Although I could easily buy some, since I didn’t have rabbit skin glue or raw pigments readily at hand, I decided to experiment with some material that I already had in my possession. While gathering the ingredients, I saw there was a pot of yesterday’s coffee on the kitchen counter – I paused for a second and thought: “Why not?” before grabbing the pot with me to my experiment table.

For my paper toning experiment, I chose some Bristol “vellum” finish paper by Strathmore, which is good for dry media such as pastel and charcoal because it has more tooth than the “Smooth” finish, but the heavy weight paper can equally be used for wet techniques like pen and ink or watercolour.

 

Dry Pastels (A-B)

The most obvious way to tone paper would be to crumble some dry pastels with the help of a piece of sandpaper or a small knife and spread the dust all over the paper with some Kleenex tissue. You can use a single colour or have fun mixing your own using different pastel colours.

Spreading pastel dust is an easy way to tone paper and is ideal for dry media that involve the addition of lights by subtraction of pigments.

Since the pastel dust does not set, this tone paper is ideal for dry drawing media such as charcoal, chalk or Conté crayon and techniques that involve the addition of lights by removing pigments with a chamois and/or a kneaded eraser.

Watercolours (C-D)

Using watercolour is another easy and intuitive way to tone paper.

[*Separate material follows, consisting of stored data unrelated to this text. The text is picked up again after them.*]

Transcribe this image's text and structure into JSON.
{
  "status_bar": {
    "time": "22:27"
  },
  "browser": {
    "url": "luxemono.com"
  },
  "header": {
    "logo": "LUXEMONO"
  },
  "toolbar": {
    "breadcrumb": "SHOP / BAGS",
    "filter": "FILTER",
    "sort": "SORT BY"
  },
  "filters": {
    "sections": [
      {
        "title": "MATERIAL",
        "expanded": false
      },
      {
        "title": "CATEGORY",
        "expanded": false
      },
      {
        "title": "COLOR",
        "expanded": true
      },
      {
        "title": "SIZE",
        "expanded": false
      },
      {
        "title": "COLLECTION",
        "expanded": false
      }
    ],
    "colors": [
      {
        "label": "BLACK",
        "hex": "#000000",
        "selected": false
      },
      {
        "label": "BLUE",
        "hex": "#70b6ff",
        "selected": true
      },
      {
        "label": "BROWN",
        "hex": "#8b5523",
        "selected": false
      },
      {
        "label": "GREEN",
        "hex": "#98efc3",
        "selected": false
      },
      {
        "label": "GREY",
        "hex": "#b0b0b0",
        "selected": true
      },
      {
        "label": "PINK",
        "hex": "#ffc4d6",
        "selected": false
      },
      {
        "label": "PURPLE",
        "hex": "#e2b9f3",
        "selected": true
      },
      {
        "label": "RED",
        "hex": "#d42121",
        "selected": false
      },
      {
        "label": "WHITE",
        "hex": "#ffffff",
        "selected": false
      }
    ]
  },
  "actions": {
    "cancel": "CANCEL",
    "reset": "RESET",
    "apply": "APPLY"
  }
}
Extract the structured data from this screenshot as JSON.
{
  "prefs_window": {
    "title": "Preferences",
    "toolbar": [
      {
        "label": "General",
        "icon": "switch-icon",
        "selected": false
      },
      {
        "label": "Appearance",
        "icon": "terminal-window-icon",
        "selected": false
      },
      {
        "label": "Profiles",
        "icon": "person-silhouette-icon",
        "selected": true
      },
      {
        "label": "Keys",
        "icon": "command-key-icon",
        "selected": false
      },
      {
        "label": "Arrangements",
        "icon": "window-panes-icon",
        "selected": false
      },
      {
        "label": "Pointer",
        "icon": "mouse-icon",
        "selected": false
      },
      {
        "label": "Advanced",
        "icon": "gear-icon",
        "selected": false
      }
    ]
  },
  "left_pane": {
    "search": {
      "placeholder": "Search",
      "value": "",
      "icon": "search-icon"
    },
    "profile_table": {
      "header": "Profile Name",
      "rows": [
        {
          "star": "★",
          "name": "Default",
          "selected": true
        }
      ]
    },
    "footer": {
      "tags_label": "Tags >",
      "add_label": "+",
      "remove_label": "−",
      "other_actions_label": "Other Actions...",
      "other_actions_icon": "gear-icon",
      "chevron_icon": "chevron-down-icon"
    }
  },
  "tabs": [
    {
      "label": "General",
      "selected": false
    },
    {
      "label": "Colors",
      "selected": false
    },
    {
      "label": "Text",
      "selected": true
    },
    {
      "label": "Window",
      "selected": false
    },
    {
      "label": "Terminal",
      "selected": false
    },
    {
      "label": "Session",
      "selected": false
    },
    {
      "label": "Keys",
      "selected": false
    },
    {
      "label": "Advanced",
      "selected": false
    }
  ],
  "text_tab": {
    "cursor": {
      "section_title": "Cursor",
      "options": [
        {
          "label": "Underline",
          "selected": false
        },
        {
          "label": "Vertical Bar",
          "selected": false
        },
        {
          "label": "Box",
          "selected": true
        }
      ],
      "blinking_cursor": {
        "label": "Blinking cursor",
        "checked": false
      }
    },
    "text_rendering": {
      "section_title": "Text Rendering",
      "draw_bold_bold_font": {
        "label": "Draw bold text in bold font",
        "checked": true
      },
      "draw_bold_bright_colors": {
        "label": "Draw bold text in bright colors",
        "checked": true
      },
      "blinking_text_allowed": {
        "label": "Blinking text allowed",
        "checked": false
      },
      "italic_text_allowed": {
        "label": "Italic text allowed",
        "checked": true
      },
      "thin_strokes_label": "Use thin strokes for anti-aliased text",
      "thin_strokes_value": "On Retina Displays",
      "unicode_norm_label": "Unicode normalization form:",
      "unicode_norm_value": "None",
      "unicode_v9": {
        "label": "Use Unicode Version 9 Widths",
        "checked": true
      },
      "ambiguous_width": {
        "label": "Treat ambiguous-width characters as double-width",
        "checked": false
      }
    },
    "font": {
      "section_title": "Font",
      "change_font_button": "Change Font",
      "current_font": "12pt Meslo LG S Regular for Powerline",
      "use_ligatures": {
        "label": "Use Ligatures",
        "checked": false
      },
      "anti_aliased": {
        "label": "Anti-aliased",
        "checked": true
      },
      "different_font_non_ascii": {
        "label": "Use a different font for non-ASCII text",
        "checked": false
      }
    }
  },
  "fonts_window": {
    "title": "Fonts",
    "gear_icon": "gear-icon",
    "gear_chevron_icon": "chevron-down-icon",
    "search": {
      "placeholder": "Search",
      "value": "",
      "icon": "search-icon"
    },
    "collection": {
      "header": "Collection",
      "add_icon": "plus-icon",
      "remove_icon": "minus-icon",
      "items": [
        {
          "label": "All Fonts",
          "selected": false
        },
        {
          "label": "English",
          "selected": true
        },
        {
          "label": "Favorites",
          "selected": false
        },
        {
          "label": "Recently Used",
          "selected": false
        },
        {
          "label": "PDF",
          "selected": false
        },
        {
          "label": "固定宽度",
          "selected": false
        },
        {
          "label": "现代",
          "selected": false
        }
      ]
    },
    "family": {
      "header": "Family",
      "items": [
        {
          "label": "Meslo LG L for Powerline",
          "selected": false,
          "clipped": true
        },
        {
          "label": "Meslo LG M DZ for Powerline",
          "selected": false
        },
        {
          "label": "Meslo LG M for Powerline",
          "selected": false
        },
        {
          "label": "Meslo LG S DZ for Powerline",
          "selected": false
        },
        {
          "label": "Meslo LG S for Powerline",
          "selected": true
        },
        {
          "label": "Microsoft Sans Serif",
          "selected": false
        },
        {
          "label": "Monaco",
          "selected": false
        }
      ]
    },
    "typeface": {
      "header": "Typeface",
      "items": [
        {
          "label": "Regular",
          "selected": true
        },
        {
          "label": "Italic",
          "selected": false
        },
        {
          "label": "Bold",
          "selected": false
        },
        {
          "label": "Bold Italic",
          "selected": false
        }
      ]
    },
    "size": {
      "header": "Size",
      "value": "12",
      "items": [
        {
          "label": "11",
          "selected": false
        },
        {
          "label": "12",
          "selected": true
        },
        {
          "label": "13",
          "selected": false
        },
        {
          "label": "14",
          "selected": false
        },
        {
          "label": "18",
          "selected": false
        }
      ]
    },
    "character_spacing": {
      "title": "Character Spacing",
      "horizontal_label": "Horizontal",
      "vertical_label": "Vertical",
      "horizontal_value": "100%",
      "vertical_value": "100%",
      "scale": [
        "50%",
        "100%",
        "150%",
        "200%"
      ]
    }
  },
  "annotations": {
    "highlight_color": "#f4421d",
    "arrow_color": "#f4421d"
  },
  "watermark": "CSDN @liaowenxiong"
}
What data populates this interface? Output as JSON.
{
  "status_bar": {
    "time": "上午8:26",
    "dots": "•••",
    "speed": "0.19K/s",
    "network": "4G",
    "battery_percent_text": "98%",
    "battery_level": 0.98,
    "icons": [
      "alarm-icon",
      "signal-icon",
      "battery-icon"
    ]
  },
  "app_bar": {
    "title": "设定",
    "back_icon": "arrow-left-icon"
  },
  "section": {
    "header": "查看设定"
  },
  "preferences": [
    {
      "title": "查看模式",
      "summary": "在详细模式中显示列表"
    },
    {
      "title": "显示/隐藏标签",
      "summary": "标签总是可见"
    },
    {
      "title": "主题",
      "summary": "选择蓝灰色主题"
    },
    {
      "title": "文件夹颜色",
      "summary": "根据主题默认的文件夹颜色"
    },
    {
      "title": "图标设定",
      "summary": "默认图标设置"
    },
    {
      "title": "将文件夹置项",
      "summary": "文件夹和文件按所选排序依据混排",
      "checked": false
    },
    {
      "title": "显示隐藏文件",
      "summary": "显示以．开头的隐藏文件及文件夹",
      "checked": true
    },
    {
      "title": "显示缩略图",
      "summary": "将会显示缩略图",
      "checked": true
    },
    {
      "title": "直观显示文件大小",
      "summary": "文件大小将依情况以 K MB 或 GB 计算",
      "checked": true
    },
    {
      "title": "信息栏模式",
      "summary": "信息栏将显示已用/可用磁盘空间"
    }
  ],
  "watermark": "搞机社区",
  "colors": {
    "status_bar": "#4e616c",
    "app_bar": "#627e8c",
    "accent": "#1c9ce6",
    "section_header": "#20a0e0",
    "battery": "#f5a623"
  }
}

There are two different ways you can do this:

  • “Wet-on-wet” consists on wetting the paper with clear water and adding pigments while it is still wet – This method gives a non-uniform wash as it allows for happy random accidents :)
  • “Wet-on-dry” technique simply consists of a thin wash of watercolour directly on dry paper with a large brush.

Two different ways to tone paper with watercolour using the wet-in-wet technique (1) and wet-on-dry (2) – These watercolour tone papers work best for wet-on-dry techniques and dry media alike.

You may wait for the watercolour to dry if you wish to add another coat. Use the same colour to make it more intense – or use a different one if you’re feeling funky – This tone paper can be used for wet-on-dry techniques and dry media.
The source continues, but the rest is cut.